I have started learning spark-streaming from Spark engine and very new to data analytics and spark. I just want to create a small IOT application in which I want to forecast future data.
I have Tiva hardware which sends realtime sensor JSON data as follows,
[{"t":1478091719000,"sensors":[{"s":"s1","d":"+253.437"},{"s":"s2","d":"+129.750"},{"s":"s3","d":"+45.500"},{"s":"s4","d":"+255.687"},{"s":"s5","d":"+290.062"},{"s":"s6","d":"+281.500"},{"s":"s7","d":"+308.250"},{"s":"s8","d":"+313.812"}]}]
In this t is unix time stamp for which data is posted. sensors is array of sensors with each sensor('s') data as 'd'.
What I want to do is, consume this data and create object which spark-streaming and then pass all data though spark's Mlib (machine learning) or equivalent library to forecast future data.
I want a general idea whether this will be possible with all technology choices
- I have decided to use?
- How can I consume the nested JSON? I tried using SQLContext but got no success.

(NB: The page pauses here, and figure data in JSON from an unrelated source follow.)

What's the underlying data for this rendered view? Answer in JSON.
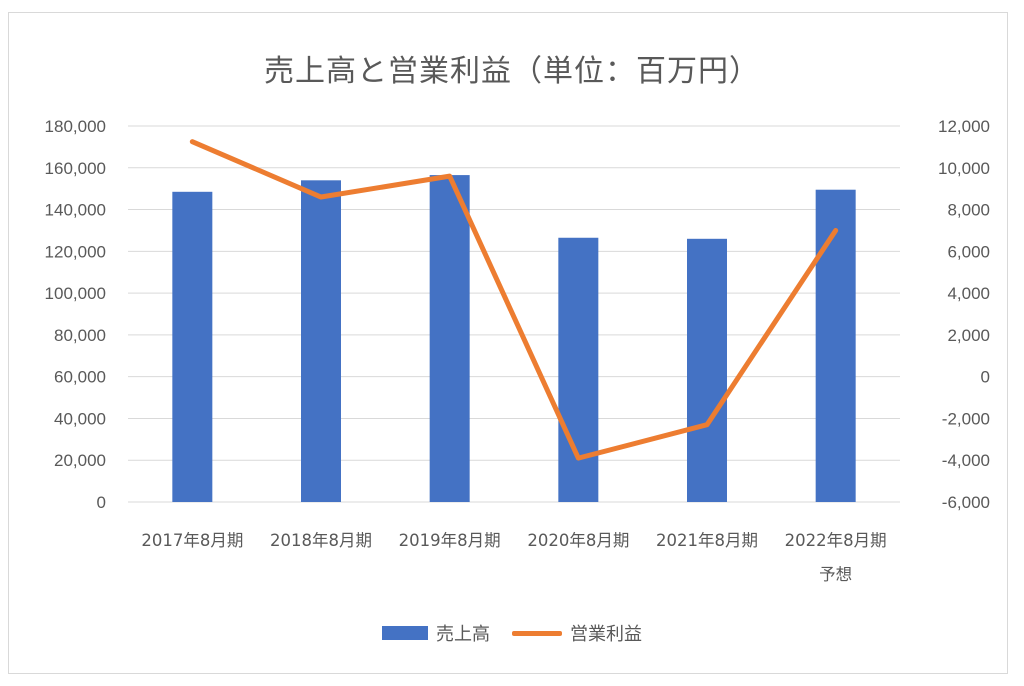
{
  "chart_data": {
    "type": "bar",
    "title": "売上高と営業利益（単位：百万円）",
    "categories": [
      [
        "2017年8月期"
      ],
      [
        "2018年8月期"
      ],
      [
        "2019年8月期"
      ],
      [
        "2020年8月期"
      ],
      [
        "2021年8月期"
      ],
      [
        "2022年8月期",
        "予想"
      ]
    ],
    "series": [
      {
        "name": "売上高",
        "type": "bar",
        "axis": "left",
        "color": "#4472C4",
        "values": [
          148500,
          154000,
          156500,
          126500,
          126000,
          149500
        ]
      },
      {
        "name": "営業利益",
        "type": "line",
        "axis": "right",
        "color": "#ED7D31",
        "values": [
          11250,
          8600,
          9600,
          -3900,
          -2300,
          7000
        ]
      }
    ],
    "y_left": {
      "range": [
        0,
        180000
      ],
      "ticks": [
        0,
        20000,
        40000,
        60000,
        80000,
        100000,
        120000,
        140000,
        160000,
        180000
      ],
      "tick_labels": [
        "0",
        "20,000",
        "40,000",
        "60,000",
        "80,000",
        "100,000",
        "120,000",
        "140,000",
        "160,000",
        "180,000"
      ]
    },
    "y_right": {
      "range": [
        -6000,
        12000
      ],
      "ticks": [
        -6000,
        -4000,
        -2000,
        0,
        2000,
        4000,
        6000,
        8000,
        10000,
        12000
      ],
      "tick_labels": [
        "-6,000",
        "-4,000",
        "-2,000",
        "0",
        "2,000",
        "4,000",
        "6,000",
        "8,000",
        "10,000",
        "12,000"
      ]
    },
    "grid": true,
    "legend_position": "bottom"
  }
}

- General guidelines to achieve what I am trying to do here.
Here is code which I am using to consume messages from KAFKA.
SparkConf conf = new SparkConf().setAppName("DattusSpark").setMaster("local[2]");
JavaSparkContext sc = new JavaSparkContext(conf);
JavaStreamingContext ssc = new JavaStreamingContext(sc, new Duration(2000));
// TODO: processing pipeline
Map<String, String> kafkaParams = new HashMap<String, String>();
kafkaParams.put("metadata.broker.list", "kafkaserver_address:9092");
Set<String> topics = Collections.singleton("RAH");
JavaPairInputDStream<String, String> directKafkaStream =
KafkaUtils.createDirectStream(ssc, String.class, String.class, StringDecoder.class,
StringDecoder.class, kafkaParams, topics);
JavaDStream<String> json = directKafkaStream.map(new Function<Tuple2<String,String>, String>() {
public String call(Tuple2<String,String> message) throws Exception {
System.out.println(message._2());
return message._2();
};
});
System.out.println(" json is 0------ 0"+ json);
json.foreachRDD(rdd -> {
rdd.foreach(
record -> System.out.println(record));
});
ssc.start();
ssc.awaitTermination();
PS: I want to do this in Java as to maintain linearity and good performance.
sqlContextto read the json string, what's the problem you faced? is that Task not serializable issue?